Categorie
Basilicata Cronaca

Favorivano l’ingresso illegale, in Italia, di cittadini extracomunitari: 11 arresti a Matera

Arresti domiciliari per undici persone a Matera per la creazione di un presunto sistema illecito finalizzato a favorire l’ingresso in Italia di cittadini extracomunitari mediante l’utilizzo fraudolento delle procedure previste per l’assunzione di lavoratori stranieri. In mattinata i militari del Nucleo di Polizia Economico-Finanziaria della Guardia di Finanza di Matera che hanno eseguito un’ordinanza applicativa di misura cautelare personale emessa dal Giudice per le indagini preliminari del Tribunale di Matera.

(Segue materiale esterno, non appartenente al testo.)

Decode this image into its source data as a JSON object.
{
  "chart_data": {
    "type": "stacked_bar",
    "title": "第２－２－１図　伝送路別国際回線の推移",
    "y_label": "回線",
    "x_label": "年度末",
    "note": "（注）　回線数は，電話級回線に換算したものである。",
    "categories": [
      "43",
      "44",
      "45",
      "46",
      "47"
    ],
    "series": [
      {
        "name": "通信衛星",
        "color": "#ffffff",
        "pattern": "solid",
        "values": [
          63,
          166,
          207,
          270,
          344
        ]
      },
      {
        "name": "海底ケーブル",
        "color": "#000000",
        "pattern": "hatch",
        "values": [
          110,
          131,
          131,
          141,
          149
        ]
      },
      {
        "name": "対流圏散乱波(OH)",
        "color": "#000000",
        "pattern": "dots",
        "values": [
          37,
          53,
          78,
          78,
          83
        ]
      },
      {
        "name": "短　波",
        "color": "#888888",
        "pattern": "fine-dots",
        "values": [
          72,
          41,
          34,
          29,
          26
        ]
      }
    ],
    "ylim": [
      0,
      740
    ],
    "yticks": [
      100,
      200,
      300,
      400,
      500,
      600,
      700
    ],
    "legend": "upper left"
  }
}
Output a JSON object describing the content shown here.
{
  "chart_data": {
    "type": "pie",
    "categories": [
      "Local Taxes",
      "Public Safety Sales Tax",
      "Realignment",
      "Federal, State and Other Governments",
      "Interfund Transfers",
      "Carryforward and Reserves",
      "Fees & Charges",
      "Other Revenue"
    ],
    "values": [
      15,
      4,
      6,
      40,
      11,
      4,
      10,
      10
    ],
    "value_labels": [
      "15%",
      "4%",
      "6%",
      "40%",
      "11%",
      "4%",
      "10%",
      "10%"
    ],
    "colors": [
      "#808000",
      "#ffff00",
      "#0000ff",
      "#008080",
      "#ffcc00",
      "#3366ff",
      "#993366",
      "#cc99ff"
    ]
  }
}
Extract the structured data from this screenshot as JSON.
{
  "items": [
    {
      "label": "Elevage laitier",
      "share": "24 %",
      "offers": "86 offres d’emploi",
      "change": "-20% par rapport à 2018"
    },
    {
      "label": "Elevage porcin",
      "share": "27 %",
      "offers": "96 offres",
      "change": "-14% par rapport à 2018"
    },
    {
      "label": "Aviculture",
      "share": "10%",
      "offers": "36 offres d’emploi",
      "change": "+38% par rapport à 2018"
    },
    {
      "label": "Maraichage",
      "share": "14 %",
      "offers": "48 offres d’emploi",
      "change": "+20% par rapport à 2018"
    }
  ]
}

Il meccanismo si sarebbe basato su una rete di soggetti operanti con ruoli diversi ma convergenti. Alcuni si sarebbero occupati di reperire cittadini stranieri interessati ad entrare nel territorio nazionale; altri avrebbero raccolto i relativi nominativi e passaporti; altri ancora avrebbero curato la predisposizione delle pratiche e della documentazione da allegare alle istanze; altri, infine, avrebbero messo a disposizione imprese reali ma ignare, ovvero società compiacenti, inattive o costituite appositamente, da utilizzare come apparenti datori di lavoro.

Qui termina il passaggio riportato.